Daryl Rowlands, from Cardiff Airport's air traffic services provider NATS, said: "We're expecting a hundred business jets to be parked on the south side of the airport that's far in excess of our normal number, the handling agent on the south side has a really good plan for fitting all those in together, so it will be a sea of aircraft to the south of the runway."
Meanwhile, Arriva Trains Wales said its entire fleet of 127 trains should be operational but some rail replacement busses would operate in north Wales as a result.
Great Western Railway (GWR) said 21 high-speed trains would leave for London after the game, with 60,000 people expected to pass through Cardiff Central station on Saturday.
Mark Youngman, of GWR, said: "Passengers on the Thursday, Friday and Saturday can expect the trains to be busy throughout the day, carrying 15,000 people from London is probably 50% more than we've ever carried for an event here."
Network Rail staff have been practicing for the final during major events, with "lessons learned" to prevent a repeat of the long queues seen at Cardiff Central following a Rugby World Cup match in 2015.
Its Wales route managing director, Andy Thomas, said: "So lessons learned that we've built into this is how we've managed the crowds, how we deliver with recovery should there be an incident and working really collaboratively with the partner networks - which we've been doing for some months now to ensure that we get the best experience for all those travelling on the network."
But while extra services have been added with trains running until 04:45 BST from Cardiff to Swansea, Hereford, Newport and Gloucester, not all trains will stop at smaller stations.
Arriva Trains Wales director Lynne Milligan said that "60,000 rail journeys around Cardiff are expected to be made on 3 June, and in order to support this, we have had to take difficult decisions about how to provide this additional capacity".

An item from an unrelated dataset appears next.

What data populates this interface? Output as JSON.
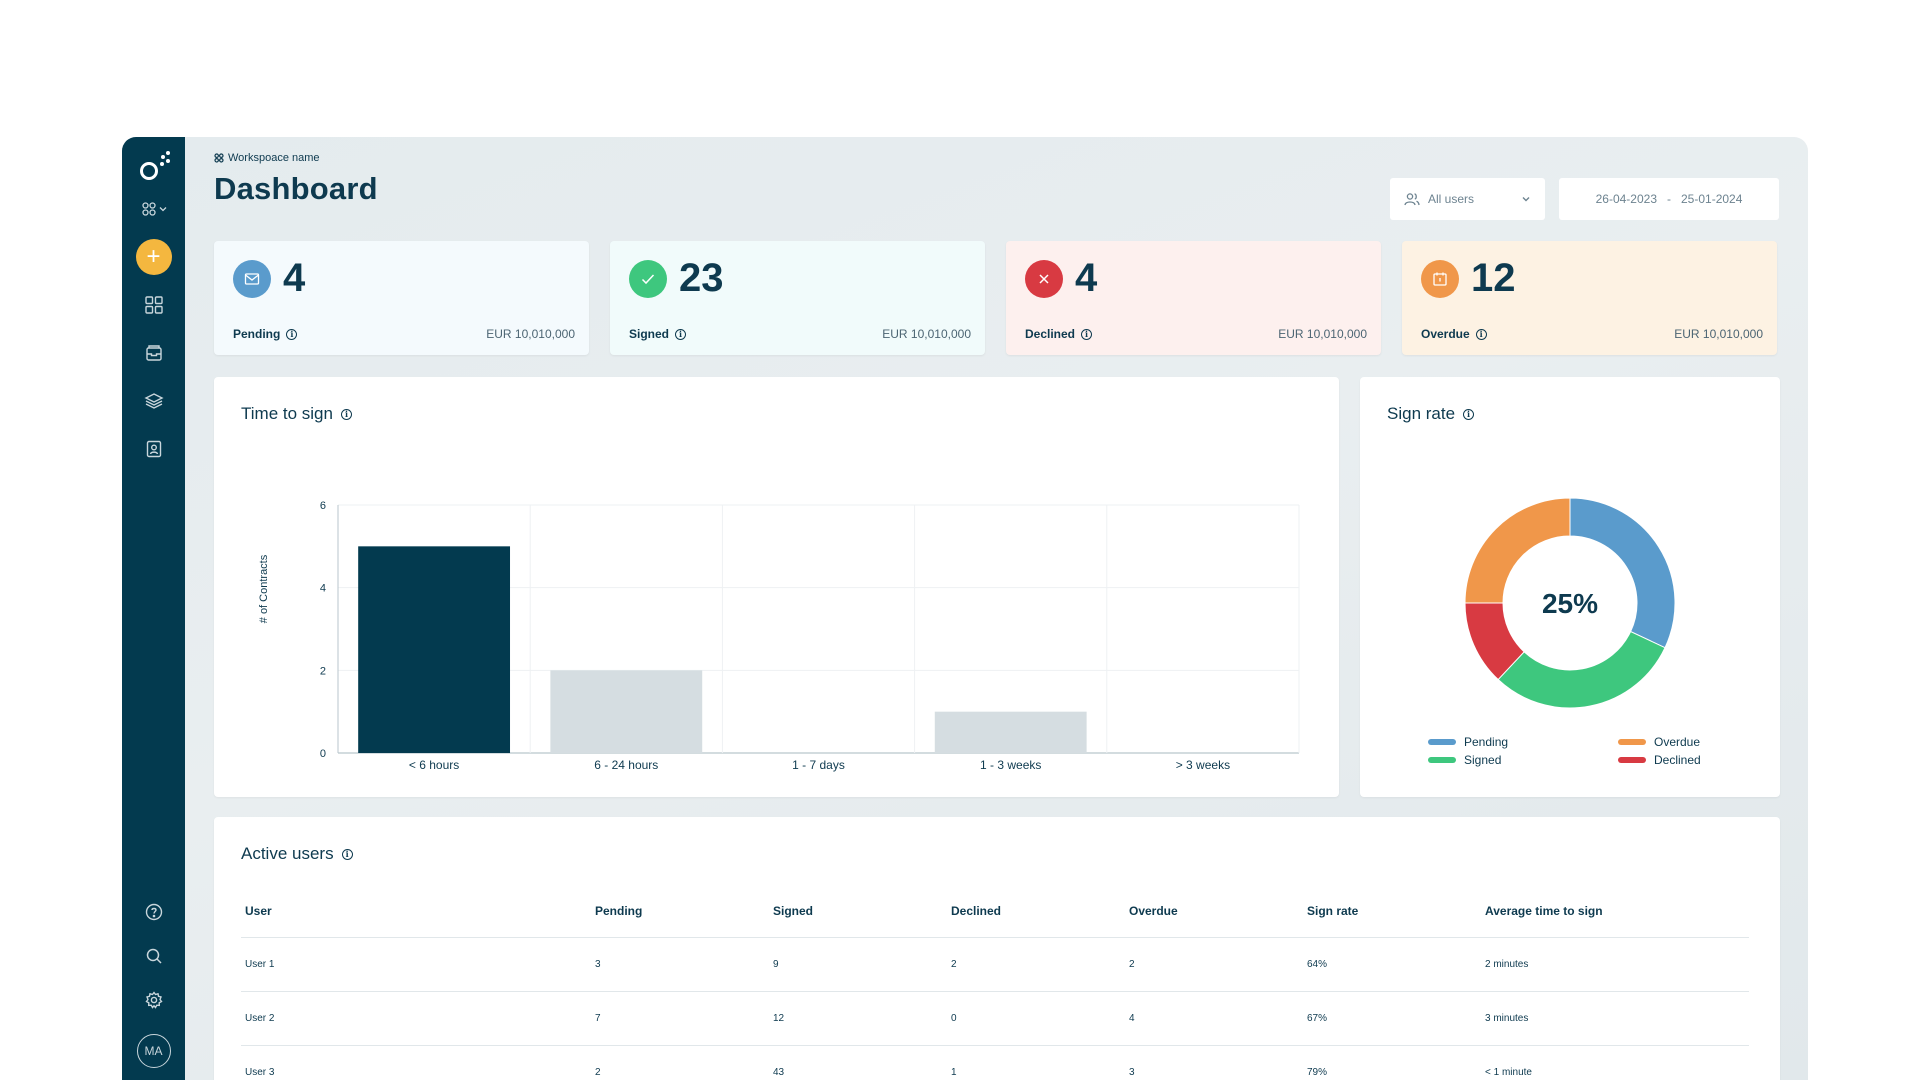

"We want to do everything in our power, in conjunction with our partners, to make this historic event a success, and would encourage customers to check online to see how their journeys may be affected in order that they can plan around our service changes," she said.
With most of the city's accommodation booked up months in advance, a 1,200-berth cruise ship called MS Magellan will arrive at Newport Docks in the early hours of Saturday.
It will provide accommodation and corporate hospitality for one of the event's sponsor companies.